Он услышал ее и обернулся. Я никогда не видел, чтобы человек так испугался. Керсдейл зашатался, побелел и как-то обмяк, словно из него вынули душу. Вскинув руки, он простонал: «Боже мой!» Но тут же громадным усилием воли взял себя в руки.

– Прощай, Люси! Прощай! – отозвался он.

Он стоял и махал ей до тех пор, пока «Ноо» не вышел из гавани и лица стоявших у кормовых поручней не слились в сплошную полосу.

– Я полагал, что вы знаете, – сказал Маквей, удивленно глядя на Керсдейла. – Уж кому-кому, а вам… Я решил, что поэтому вы и пришли сюда.

– Теперь я знаю, – медленно проговорил Керсдейл. –

Где коляска?

И быстро, чуть не бегом, зашагал с пристани. Я едва поспевал за ним.

– К доктору Герви, – крикнул он кучеру, – Да побыстрей!

Тяжело, еле переводя дух, он опустился на сиденье.

Бледность разлилась у него по лицу, губы были крепко сжаты, на лбу и на верхней губе выступил пот. Сильнейшая боль, казалось, мучает его.
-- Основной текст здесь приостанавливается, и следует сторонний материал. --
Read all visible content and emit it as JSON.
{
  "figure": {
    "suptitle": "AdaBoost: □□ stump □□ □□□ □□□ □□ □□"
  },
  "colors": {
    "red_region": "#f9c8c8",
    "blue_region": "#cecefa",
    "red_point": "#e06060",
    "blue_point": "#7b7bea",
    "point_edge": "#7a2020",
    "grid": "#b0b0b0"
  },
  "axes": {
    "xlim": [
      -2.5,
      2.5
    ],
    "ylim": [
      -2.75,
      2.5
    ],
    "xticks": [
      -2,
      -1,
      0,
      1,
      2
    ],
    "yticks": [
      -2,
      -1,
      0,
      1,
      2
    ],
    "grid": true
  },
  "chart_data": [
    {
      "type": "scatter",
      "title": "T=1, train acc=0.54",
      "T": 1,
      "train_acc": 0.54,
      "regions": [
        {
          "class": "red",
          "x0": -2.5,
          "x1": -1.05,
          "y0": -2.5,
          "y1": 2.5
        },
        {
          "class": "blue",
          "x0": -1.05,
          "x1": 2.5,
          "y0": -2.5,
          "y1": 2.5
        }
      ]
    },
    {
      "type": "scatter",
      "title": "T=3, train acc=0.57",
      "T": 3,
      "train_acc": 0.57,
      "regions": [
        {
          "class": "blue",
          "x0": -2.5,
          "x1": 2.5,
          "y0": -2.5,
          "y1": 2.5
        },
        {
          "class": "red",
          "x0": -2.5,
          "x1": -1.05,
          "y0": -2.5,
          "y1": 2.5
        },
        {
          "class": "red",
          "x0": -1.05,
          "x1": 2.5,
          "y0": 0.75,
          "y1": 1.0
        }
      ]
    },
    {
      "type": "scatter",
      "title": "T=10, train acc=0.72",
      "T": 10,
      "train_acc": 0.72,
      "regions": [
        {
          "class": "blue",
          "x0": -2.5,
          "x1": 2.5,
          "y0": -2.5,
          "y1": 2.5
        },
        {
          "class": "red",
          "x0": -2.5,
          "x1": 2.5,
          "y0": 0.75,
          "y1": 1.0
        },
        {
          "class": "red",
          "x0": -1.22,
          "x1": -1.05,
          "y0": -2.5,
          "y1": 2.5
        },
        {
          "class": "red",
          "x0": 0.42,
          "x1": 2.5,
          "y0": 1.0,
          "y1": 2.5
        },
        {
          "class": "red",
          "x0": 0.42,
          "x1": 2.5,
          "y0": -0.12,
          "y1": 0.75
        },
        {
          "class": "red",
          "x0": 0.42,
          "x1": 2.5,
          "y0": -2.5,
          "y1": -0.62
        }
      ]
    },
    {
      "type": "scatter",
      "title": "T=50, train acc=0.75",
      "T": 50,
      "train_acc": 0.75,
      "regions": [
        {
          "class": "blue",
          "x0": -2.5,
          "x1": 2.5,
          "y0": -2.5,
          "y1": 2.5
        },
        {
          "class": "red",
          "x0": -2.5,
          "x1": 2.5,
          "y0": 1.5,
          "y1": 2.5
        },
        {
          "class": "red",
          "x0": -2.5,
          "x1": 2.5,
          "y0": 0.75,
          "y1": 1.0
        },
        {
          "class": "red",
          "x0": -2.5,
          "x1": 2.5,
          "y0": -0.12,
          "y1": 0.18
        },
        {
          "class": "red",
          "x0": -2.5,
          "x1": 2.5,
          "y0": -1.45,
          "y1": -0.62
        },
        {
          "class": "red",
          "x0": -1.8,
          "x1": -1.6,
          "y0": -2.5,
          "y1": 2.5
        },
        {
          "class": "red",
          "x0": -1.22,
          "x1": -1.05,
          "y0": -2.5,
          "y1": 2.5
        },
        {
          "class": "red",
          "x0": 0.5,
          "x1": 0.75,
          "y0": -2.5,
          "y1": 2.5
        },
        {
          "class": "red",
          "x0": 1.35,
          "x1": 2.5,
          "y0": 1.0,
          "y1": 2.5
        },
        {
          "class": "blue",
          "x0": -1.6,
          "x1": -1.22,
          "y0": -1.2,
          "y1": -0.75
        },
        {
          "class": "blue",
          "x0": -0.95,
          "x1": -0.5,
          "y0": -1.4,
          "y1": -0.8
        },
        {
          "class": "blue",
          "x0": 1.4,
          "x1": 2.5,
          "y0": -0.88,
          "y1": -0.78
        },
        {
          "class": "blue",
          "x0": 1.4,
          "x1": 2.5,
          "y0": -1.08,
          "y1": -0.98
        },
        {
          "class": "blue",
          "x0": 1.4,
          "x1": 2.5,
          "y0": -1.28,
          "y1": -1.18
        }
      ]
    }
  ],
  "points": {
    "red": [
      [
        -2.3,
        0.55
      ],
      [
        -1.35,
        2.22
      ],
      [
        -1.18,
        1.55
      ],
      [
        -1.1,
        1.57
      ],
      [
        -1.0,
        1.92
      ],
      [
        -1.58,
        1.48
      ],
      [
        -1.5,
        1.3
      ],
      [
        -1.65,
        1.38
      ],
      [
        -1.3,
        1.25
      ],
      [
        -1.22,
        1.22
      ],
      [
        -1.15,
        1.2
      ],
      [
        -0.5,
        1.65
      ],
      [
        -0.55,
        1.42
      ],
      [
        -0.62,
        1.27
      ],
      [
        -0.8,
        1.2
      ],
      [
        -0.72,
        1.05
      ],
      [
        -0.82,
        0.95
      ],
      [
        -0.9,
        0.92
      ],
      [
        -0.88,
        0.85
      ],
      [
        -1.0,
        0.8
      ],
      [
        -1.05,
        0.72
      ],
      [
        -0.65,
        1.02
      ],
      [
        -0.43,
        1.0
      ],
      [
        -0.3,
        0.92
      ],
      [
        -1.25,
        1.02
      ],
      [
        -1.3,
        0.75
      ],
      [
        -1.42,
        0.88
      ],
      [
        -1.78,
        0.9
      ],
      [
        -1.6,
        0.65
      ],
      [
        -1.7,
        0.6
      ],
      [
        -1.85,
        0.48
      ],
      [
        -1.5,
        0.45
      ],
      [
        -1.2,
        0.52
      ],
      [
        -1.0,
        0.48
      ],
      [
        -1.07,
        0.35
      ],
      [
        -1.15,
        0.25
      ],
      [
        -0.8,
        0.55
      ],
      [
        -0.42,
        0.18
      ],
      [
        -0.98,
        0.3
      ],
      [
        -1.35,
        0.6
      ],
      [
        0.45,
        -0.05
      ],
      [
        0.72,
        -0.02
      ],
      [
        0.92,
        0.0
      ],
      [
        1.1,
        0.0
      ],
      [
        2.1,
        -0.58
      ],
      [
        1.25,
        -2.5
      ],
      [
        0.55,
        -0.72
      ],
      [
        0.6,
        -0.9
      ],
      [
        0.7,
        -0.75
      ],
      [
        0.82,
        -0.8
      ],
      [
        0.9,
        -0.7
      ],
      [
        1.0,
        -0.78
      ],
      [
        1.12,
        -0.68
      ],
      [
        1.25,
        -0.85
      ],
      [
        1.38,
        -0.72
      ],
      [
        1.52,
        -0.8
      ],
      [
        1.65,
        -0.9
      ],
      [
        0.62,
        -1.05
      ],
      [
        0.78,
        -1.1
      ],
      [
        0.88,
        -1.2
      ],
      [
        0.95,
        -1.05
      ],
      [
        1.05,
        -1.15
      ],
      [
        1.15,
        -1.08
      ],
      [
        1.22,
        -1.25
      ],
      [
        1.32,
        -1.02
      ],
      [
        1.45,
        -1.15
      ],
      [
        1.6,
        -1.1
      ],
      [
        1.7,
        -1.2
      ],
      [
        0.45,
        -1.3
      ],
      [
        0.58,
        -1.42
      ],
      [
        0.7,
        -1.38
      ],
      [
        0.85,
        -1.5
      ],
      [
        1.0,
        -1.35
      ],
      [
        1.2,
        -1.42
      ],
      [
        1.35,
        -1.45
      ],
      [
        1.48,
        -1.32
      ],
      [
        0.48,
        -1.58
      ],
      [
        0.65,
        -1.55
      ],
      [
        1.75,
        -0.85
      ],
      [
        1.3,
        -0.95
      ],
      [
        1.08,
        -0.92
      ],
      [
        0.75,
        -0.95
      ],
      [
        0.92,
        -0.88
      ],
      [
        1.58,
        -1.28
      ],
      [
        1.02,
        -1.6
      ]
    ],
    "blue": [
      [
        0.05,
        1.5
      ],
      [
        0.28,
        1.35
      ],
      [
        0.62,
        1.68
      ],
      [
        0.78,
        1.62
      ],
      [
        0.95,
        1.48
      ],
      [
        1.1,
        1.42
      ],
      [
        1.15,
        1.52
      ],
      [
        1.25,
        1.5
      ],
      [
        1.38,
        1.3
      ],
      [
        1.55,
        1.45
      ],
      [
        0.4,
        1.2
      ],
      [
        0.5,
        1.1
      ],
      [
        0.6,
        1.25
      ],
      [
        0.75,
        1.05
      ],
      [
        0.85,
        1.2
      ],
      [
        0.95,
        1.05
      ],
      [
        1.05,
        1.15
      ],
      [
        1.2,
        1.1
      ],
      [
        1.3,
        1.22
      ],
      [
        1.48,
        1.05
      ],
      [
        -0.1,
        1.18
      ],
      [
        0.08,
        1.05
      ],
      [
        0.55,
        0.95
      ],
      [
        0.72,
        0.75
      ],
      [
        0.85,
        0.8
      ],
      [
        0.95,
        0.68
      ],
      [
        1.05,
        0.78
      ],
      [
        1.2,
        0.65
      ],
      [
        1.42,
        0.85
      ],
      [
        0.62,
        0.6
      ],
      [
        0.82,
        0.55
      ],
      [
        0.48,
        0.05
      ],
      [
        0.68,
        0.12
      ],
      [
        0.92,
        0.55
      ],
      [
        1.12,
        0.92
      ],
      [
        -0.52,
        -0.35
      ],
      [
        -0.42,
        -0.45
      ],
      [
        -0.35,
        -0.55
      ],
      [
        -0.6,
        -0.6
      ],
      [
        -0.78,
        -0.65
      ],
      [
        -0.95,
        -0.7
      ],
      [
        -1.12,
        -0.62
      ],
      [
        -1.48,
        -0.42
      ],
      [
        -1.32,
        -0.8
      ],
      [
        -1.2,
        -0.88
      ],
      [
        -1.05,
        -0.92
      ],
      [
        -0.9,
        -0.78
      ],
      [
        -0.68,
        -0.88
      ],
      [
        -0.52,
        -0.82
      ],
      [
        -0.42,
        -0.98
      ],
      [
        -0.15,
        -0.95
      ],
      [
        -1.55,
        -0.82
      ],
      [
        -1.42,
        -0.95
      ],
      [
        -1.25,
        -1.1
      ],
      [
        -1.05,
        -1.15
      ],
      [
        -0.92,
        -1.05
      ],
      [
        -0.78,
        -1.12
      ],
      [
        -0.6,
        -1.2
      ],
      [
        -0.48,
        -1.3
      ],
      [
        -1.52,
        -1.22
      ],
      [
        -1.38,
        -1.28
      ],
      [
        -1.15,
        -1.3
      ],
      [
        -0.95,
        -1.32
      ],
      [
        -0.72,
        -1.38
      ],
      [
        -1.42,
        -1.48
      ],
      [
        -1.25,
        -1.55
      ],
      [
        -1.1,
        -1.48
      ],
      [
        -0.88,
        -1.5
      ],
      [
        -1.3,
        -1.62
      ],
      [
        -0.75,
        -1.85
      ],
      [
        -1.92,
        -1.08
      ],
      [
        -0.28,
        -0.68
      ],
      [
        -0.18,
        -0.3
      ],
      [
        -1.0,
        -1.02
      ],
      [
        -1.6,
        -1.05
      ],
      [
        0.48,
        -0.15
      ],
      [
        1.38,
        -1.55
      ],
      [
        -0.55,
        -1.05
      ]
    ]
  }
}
– Поскорее, Мартин, ради бога! – вырвалось у него. –

Что они у тебя плетутся? Подхлестни-ка их, слышишь?

Подхлестни как следует.

– Мы загоним лошадей, сэр, – возразил кучер.

– Пускай! Гони вовсю! Плачу и за лошадей и штраф полиции. А ну, быстрее, быстрей!

– Как же я не знал? Ничего не знал… – бормотал он, откидываясь на подушки и дрожащей рукой отирая пот с лица.

Коляска неслась с бешеной скоростью, подпрыгивая и кренясь на поворотах. Разговаривать было невозможно. Да и о чем говорить? Но я слышал, как Джек повторял снова и снова: «Как же я не знал!…»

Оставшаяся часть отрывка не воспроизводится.